裏切りのサーカス
トーマス・アルフレッドソン監督/ゲイリー・オールドマン/2011年/イギリス、フランス、ドイツ/WOWOW録画
その邦題はちょっとないんじゃないかと思う映画は数あれど、これは極めつけ。なにゆえ『ティンカー、テイラー、ソルジャー、スパイ』という素敵な原題を、こんな味もそっけもないタイトルに変えなきゃならないのか。変えようと思った人の気持ちが、僕にはさっぱりわからない。
まぁ、内容を表しちゃいるけれども。でも「サーカス」がイギリス諜報機関の通称だなんて、ふつうの人は知らないでしょう? 観た人にしか意味が通じない。しかも語感がめちゃくちゃ凡庸だし。個性的なオリジナル・タイトルを捨ててまで、意味不明なうえに平凡なタイトルを用意する日本の配給会社の方針が、僕にはまったく理解できない。
映画の出来自体はとてもいい。まぁ、もともと原作がさらっと読める本でもないので、ストーリーを知らないで観て、すべてが理解できるのか、さだかじゃないけれど、基本、物語は原作に忠実だし、落ち着いた映像と演出にも好感が持てた。
まぁ、ゲイリー・オールドマンはスマイリー役にはスマートすぎる気がするけれど、映画なんだから、見栄えがよくてもノープロブレム。

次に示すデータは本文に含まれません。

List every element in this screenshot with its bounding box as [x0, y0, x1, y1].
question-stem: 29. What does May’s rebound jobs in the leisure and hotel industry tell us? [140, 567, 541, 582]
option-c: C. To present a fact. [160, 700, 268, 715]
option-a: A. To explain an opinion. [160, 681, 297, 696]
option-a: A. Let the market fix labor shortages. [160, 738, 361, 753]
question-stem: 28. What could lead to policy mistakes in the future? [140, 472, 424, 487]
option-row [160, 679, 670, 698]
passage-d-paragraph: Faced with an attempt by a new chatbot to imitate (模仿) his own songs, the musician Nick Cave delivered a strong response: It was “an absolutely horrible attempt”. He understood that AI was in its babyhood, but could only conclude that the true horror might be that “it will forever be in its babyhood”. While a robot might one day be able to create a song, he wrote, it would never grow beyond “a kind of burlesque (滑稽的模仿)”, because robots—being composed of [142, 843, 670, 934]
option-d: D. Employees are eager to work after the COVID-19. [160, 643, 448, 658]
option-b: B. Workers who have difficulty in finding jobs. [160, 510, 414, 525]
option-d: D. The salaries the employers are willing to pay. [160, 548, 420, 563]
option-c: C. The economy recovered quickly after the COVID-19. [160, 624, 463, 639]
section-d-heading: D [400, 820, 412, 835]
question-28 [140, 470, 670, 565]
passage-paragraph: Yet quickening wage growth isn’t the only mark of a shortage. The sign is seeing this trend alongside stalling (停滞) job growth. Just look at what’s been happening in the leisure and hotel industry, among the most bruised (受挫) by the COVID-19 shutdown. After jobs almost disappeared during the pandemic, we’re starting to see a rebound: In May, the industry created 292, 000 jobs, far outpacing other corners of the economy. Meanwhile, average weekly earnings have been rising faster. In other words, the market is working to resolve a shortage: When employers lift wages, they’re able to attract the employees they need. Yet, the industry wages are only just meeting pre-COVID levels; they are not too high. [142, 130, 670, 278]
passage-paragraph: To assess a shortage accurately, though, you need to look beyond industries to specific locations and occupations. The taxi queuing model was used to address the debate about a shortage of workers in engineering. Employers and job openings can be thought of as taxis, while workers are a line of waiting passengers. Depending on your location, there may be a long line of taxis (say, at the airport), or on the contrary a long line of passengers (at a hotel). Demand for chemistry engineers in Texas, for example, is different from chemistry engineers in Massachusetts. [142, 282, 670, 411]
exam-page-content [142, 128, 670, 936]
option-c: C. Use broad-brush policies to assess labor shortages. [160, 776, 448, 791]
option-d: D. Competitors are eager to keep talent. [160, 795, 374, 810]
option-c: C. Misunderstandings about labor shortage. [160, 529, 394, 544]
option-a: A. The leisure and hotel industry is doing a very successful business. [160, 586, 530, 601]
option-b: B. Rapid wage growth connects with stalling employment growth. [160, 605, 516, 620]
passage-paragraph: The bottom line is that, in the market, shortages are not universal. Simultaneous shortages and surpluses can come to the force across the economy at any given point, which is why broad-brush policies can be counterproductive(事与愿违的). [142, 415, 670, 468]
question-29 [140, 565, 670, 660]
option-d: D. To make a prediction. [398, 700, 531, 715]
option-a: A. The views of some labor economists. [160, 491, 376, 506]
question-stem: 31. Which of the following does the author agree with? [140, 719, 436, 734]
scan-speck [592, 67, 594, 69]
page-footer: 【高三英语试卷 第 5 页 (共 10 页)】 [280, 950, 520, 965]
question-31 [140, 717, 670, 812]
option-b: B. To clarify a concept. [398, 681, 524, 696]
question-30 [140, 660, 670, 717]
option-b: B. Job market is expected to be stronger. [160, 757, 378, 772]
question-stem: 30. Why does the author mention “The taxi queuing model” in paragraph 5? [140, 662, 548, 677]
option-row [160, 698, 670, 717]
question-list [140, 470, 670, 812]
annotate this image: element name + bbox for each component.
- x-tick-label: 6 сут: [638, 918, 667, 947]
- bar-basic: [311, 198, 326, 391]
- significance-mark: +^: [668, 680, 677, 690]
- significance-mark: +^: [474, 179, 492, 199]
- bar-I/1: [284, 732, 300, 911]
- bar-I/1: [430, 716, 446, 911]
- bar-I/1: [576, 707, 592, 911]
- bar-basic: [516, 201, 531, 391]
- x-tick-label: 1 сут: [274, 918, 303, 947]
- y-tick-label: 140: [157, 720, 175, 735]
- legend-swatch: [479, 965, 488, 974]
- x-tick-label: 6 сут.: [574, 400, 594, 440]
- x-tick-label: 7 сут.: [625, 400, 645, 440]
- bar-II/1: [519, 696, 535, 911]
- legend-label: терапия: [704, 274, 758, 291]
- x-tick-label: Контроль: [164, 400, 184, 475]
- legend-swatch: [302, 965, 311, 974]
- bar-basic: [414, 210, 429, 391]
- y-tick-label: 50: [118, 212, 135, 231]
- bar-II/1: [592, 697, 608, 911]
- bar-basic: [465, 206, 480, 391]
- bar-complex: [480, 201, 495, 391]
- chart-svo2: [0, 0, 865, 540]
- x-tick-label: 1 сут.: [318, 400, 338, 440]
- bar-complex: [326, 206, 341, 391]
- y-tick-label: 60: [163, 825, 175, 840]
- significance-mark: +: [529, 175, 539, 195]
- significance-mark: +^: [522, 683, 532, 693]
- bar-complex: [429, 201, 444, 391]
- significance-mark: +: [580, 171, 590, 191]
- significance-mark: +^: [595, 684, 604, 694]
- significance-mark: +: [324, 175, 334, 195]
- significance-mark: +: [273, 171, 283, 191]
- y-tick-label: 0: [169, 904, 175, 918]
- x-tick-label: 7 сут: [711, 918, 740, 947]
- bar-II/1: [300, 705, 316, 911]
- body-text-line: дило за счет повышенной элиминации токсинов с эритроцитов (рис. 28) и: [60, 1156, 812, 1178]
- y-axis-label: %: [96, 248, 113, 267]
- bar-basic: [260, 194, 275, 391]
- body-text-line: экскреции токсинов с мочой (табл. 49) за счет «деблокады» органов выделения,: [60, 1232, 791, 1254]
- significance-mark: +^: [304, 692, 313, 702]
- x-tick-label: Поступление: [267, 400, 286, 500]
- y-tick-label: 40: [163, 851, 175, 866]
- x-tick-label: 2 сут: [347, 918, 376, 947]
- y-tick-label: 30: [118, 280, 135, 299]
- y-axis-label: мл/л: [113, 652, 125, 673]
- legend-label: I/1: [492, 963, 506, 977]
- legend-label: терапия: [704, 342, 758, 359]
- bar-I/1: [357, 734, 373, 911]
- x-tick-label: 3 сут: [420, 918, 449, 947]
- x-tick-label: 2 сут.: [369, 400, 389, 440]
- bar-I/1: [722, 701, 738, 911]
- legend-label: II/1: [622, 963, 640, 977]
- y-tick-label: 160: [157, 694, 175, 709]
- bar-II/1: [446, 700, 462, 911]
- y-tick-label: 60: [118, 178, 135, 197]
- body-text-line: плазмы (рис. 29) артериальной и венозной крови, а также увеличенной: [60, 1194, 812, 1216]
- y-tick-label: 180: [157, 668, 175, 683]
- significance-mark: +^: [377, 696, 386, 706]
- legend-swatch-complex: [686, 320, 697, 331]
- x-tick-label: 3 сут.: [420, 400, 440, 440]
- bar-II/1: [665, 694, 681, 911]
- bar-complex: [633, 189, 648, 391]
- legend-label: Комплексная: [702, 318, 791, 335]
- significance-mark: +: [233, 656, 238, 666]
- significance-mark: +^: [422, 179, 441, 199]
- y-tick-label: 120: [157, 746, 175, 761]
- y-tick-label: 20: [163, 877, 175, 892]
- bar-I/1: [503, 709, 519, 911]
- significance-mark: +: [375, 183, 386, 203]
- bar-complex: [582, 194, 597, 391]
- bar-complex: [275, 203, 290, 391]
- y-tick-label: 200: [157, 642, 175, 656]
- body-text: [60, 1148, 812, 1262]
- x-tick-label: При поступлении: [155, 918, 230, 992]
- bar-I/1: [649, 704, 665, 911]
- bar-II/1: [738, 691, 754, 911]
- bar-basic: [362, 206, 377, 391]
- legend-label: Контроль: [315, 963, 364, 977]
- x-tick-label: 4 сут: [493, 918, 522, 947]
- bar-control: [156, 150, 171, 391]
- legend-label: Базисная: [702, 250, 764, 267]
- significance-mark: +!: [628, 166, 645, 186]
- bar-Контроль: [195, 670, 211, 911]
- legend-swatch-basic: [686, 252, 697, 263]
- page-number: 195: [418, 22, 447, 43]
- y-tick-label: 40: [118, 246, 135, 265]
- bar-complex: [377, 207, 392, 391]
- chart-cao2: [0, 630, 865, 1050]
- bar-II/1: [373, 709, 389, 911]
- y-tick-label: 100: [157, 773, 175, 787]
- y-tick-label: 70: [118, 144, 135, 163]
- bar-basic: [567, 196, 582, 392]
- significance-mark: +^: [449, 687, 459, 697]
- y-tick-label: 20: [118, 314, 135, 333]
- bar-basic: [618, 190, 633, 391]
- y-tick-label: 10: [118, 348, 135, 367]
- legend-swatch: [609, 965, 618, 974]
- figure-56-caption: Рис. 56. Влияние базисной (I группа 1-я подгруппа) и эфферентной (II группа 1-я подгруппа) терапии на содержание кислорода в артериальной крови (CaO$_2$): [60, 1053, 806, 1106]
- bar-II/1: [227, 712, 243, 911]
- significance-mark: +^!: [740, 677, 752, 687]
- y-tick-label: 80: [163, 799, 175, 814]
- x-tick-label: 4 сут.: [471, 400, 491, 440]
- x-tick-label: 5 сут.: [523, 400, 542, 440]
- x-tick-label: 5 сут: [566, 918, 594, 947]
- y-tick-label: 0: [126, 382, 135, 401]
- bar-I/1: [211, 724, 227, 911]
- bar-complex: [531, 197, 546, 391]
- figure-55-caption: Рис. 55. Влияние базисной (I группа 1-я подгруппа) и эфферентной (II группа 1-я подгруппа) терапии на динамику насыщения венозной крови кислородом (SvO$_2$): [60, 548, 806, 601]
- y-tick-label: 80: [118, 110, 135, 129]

あとはもう、ただひたすら、その邦題はないだろうよと。この映画はとにかく、日本語タイトルのひどさを抜きにしては語れない。こんなタイトルをつけたら、けなされこそすれ、褒められることはまずないだろうに。そんなこともわからない人たちが、日本に入ってくる映画を牛耳っていると思うと残念でならない。